TensorFlow is an open source software library for high-performance numerical computation that is used mostly for deep learning and other computationally intensive machine learning tasks. Its flexible architecture allows easy deployment of computation across a variety of platforms (CPUs, GPUs, TPUs). Originally developed by researchers and engineers from the Google Brain team within Google’s AI organization, it comes with strong support for machine learning and deep learning and the flexible numerical computation core is used across many other scientific domains.
Apache Ignite is a memory-centric distributed database, caching, and processing platform for transactional, analytical, and streaming workloads delivering in-memory speeds at petabyte scale.
TensorFlow and Apache Ignite together provide a full toolset needed to work with operational and historical data, to perform data analysis and to build complex mathematical models based on neural networks.
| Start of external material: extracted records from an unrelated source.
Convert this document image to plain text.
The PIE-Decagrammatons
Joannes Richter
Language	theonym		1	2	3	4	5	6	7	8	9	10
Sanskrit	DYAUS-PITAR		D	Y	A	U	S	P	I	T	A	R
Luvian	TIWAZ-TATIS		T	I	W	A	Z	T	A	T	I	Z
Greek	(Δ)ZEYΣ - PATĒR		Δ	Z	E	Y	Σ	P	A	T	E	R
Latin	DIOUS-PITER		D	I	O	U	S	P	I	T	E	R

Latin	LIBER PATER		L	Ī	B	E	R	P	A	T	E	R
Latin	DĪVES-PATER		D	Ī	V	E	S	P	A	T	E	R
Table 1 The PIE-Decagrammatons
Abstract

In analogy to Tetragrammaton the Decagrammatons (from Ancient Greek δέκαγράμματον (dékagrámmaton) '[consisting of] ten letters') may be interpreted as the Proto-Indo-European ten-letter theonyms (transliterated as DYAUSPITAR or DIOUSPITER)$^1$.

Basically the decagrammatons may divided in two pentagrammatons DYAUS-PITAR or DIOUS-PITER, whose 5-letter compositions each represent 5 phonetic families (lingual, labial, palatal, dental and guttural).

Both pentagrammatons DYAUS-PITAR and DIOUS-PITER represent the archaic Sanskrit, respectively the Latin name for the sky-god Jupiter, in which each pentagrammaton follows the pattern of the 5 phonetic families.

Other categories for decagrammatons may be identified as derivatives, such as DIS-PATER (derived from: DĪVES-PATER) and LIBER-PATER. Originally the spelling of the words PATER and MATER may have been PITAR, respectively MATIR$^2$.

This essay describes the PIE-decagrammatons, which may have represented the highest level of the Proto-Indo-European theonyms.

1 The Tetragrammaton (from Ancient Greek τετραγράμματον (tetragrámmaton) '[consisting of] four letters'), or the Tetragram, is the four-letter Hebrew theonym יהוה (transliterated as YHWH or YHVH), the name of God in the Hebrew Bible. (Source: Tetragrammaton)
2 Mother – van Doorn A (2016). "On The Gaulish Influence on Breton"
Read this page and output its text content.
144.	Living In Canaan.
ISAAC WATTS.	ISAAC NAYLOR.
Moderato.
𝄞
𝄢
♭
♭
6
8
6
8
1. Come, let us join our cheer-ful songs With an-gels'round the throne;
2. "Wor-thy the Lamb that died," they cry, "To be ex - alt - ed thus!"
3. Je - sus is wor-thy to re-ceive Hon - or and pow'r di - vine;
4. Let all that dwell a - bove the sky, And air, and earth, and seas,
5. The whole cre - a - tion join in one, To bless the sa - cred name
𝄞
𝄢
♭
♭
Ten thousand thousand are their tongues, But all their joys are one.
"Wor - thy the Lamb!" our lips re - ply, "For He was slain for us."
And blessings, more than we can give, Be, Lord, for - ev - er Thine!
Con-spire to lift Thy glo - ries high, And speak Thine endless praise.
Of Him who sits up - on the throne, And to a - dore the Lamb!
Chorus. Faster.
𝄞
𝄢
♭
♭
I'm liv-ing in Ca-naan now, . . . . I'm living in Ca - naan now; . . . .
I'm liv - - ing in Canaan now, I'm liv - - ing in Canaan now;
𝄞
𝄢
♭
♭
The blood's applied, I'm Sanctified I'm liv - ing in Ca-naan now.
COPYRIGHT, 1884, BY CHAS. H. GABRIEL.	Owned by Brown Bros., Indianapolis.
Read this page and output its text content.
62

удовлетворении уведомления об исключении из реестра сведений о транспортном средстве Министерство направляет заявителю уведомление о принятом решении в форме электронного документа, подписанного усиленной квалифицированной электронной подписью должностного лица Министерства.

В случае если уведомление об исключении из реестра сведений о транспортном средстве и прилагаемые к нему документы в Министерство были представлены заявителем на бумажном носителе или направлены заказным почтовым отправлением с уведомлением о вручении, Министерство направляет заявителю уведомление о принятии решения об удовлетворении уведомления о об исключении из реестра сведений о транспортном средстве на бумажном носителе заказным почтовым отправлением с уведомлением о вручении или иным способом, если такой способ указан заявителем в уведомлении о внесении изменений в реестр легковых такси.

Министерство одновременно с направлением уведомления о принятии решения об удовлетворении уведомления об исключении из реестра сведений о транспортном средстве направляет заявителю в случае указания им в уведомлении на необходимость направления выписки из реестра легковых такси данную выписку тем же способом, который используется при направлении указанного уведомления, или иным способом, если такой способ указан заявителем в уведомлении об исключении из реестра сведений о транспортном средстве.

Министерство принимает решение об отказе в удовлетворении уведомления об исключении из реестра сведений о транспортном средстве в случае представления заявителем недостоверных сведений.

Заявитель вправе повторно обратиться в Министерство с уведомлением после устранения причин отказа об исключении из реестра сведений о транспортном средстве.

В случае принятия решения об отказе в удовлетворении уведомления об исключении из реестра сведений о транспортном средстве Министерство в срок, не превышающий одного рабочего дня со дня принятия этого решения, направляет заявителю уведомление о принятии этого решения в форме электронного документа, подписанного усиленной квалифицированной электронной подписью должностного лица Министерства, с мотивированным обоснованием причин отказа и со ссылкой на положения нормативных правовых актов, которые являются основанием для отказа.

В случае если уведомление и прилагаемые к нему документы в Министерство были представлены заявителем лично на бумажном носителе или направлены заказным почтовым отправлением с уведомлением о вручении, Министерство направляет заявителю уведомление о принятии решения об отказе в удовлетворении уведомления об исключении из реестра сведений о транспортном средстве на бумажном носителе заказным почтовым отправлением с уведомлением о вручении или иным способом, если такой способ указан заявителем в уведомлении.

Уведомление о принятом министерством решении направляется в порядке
Ignite Dataset represents an integration between Apache Ignite and TensorFlow that allows Apache Ignite to be used as a data source for neural network training, inference and all other computations supported by TensorFlow. Using Ignite Dataset has many advantages, including:
- TensorFlow obtains fast access to a distributed database that can contain training data and data for inference.
- Objects fed by Ignite Dataset can have any structure, thus all preprocessing can be done in the TensorFlow pipeline.
- SSL, Windows and distributed training are also supported.
For now, Ignite Dataset is a part of TensorFlow, so there is no need to install any third-party packages and you can use it out of the box. The integration is based on tf.data from the TensorFlow side and Binary Client Protocol from the Apache Ignite side.
Apache Ignite can be used as a data source for neural network training, inference and all other computations supported by TensorFlow.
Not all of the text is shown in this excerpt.